Shortlisted for the Guardian First Book award, a story of civil war and a family's unbreakable bond.

How you see a country depends on whether you are driving through it, or live in it. How you see a country depends on whether or not you can leave it, if you have to.

As the daughter of white settlers in the civil war in 1970s Rhodesia (renamed Zimbabwe at independence), Alexandra Fuller remembers her childhood in this extraordinary and devastating memoir. Don't Let's Go to the Dogs Tonight is the astonishingly clear-eyed story of a family living through a civil war, of a quixotic battle with nature and loss. It is the story of the end of empire, of prejudice and privilege, too much drink and not many rules, violence and shattering grief.

Shortlisted for the Guardian First Book Award, Alexandra Fuller's classic memoir of an African childhood is suffused with laughter and warmth even amid disaster. Unsentimental and unflinching, but always enchanting, Don't Let's Go to the Dogs Tonight is the story of an extraordinary family in an extraordinary time.
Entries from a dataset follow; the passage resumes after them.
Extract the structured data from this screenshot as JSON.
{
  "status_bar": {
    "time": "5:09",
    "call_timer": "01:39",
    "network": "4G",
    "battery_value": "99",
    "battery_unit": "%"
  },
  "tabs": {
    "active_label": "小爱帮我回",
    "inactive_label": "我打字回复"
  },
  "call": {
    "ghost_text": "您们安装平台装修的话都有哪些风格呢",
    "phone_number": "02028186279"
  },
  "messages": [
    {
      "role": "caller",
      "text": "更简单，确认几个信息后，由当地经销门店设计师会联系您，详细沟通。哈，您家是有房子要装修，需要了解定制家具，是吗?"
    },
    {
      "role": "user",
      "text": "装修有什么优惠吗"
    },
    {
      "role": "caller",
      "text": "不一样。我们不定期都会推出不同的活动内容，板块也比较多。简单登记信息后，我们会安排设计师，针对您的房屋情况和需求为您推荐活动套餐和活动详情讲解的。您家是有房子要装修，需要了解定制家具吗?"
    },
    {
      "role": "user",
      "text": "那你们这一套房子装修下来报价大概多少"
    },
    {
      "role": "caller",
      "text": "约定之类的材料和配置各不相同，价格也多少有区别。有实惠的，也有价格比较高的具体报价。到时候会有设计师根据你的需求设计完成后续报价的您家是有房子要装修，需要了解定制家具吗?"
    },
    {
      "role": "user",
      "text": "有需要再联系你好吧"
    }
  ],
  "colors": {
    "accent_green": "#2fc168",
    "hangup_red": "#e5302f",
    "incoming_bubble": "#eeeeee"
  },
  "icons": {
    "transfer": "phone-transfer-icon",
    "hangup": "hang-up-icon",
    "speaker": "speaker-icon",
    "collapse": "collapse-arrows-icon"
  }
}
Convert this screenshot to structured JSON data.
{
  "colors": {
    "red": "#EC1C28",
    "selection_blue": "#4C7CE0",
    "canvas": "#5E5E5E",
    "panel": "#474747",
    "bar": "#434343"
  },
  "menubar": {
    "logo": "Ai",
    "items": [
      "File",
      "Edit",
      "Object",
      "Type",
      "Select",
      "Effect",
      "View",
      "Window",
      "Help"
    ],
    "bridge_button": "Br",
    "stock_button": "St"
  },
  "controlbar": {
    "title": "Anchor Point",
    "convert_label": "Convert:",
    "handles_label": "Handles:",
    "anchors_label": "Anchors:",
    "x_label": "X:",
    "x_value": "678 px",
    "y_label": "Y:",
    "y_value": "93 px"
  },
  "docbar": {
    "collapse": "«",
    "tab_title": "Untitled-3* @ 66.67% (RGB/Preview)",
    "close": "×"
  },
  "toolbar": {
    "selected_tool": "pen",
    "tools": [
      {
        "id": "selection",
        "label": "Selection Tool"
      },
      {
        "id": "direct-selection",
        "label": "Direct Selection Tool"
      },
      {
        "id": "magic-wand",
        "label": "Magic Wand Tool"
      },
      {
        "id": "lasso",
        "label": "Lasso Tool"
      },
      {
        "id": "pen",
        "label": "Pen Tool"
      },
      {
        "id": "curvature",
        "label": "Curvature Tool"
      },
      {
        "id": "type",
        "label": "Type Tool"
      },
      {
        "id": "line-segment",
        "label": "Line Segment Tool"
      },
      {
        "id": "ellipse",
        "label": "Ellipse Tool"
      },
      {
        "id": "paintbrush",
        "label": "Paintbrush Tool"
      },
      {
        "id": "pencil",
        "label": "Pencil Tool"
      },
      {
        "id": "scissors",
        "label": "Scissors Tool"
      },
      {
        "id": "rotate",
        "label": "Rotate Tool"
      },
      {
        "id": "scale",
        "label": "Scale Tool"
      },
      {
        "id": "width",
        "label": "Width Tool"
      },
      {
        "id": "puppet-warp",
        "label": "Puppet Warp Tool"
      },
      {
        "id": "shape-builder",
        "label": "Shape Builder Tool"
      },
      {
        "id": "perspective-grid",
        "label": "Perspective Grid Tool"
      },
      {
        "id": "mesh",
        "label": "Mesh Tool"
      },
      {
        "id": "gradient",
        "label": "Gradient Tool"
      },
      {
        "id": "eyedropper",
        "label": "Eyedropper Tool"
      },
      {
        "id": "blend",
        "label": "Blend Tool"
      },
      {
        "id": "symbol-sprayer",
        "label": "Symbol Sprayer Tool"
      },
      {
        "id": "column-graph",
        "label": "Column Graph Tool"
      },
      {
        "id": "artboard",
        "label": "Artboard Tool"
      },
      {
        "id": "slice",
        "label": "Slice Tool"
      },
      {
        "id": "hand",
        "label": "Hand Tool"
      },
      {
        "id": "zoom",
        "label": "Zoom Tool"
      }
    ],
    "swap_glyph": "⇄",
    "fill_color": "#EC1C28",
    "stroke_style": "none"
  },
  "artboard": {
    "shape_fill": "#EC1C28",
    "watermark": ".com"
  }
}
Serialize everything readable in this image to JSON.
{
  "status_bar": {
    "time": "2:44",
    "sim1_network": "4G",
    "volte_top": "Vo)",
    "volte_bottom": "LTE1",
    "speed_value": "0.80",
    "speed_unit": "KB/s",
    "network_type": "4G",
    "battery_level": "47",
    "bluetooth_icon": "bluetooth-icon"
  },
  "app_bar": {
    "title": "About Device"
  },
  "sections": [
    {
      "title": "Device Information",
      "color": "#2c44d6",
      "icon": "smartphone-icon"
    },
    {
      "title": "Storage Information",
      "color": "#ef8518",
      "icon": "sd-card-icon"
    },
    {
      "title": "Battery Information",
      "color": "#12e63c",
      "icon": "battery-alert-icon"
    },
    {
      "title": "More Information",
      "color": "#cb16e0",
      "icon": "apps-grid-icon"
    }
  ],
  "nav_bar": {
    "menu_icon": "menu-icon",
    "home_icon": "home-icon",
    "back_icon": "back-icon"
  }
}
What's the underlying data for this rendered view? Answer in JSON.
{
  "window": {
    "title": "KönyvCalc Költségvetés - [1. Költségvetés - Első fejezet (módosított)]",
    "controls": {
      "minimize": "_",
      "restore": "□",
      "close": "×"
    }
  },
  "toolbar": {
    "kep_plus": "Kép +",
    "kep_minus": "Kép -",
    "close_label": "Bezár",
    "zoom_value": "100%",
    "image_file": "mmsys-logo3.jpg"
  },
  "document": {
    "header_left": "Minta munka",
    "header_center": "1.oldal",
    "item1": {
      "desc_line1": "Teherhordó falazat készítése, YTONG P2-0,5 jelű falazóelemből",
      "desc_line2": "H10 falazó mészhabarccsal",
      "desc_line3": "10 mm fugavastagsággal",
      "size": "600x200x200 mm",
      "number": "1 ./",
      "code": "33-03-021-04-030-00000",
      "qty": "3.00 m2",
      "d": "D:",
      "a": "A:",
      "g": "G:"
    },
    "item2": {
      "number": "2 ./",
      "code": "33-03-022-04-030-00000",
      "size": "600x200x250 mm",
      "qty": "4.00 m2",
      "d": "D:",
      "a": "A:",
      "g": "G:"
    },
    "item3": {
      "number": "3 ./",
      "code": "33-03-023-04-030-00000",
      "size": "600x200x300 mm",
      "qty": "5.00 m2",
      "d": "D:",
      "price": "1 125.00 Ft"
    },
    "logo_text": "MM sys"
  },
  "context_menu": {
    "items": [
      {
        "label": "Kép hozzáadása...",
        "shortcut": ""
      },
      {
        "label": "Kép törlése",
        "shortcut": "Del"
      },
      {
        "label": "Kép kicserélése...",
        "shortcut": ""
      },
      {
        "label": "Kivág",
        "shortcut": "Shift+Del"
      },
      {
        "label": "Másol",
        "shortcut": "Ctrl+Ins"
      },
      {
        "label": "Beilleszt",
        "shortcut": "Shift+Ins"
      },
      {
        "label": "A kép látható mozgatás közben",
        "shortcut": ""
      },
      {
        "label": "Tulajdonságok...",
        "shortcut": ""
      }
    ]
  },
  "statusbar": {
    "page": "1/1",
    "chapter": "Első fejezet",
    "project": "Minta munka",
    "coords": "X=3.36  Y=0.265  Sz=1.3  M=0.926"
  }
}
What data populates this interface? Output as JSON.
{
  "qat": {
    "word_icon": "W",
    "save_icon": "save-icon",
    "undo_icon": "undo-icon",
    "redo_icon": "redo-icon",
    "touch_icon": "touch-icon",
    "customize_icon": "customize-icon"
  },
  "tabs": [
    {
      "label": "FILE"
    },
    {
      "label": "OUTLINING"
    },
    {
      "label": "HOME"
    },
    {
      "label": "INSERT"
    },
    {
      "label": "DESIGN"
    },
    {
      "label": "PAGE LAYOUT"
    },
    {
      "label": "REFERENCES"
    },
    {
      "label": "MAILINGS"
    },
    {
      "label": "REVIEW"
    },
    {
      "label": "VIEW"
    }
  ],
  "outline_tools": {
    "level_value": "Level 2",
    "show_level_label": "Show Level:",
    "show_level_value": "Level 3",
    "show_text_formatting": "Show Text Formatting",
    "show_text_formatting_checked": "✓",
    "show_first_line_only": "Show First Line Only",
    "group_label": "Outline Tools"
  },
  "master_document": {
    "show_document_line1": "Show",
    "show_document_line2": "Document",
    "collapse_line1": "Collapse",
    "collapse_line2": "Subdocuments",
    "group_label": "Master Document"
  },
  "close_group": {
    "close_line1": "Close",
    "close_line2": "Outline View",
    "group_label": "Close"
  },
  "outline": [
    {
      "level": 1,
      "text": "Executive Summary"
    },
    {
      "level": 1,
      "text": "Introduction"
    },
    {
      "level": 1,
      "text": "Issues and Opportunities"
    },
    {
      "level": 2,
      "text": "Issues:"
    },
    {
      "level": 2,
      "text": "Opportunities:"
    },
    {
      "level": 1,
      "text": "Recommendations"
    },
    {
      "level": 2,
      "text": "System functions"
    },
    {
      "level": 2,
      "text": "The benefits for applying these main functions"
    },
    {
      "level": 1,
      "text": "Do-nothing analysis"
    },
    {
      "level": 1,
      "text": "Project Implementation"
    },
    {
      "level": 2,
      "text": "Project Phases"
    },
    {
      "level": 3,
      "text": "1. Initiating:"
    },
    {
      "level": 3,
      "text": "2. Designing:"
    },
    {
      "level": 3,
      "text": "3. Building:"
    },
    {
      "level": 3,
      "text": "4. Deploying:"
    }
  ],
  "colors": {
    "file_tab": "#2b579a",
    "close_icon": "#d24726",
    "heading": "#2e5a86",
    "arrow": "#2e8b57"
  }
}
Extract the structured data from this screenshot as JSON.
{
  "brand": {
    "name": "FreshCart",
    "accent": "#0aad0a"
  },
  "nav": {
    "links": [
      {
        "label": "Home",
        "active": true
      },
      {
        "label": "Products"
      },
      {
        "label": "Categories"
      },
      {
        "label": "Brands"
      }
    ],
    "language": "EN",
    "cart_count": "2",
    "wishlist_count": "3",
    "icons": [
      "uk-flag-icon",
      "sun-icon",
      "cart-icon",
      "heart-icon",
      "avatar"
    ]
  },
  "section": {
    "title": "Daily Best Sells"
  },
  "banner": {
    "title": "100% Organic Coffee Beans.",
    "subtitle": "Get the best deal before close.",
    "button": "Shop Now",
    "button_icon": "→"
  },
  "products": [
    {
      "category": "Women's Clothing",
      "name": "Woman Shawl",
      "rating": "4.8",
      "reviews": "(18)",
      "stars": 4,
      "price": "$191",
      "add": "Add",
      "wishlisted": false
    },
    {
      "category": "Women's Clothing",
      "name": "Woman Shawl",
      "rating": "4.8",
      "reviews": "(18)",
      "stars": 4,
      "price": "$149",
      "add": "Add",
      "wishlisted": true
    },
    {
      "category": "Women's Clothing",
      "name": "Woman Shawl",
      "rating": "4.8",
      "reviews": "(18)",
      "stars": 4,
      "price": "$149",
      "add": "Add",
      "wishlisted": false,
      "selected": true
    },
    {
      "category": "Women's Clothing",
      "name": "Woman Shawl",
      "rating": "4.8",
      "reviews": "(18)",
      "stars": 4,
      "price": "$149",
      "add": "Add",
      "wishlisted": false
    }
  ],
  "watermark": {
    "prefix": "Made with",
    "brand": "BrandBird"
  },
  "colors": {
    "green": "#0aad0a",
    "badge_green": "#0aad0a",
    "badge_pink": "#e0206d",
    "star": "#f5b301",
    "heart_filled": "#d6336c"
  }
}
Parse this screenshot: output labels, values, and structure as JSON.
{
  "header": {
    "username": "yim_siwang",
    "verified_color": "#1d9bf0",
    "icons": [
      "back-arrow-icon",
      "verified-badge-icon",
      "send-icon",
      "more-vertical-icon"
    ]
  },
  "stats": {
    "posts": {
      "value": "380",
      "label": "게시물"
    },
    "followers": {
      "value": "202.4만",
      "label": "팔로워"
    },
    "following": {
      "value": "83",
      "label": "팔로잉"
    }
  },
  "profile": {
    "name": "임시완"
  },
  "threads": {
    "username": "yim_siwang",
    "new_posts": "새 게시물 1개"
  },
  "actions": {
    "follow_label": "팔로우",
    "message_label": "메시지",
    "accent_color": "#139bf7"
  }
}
Alexandra Fuller was born in England in 1969. She moved to Rhodesia (now Zimbabwe) with her family when she was two. After that country’s war of independence (1980) her family moved first to Malawi and then Zambia. She came to the United States in 1994. Her book Don't Let's Go to the Dogs Tonight won the Winifred Holtby Memorial Prize in 2002 and a finalist for the Guardian First Book Award. Scribbling the Cat won the Lettre Ulysses Award for the Art of Reportage in 2006.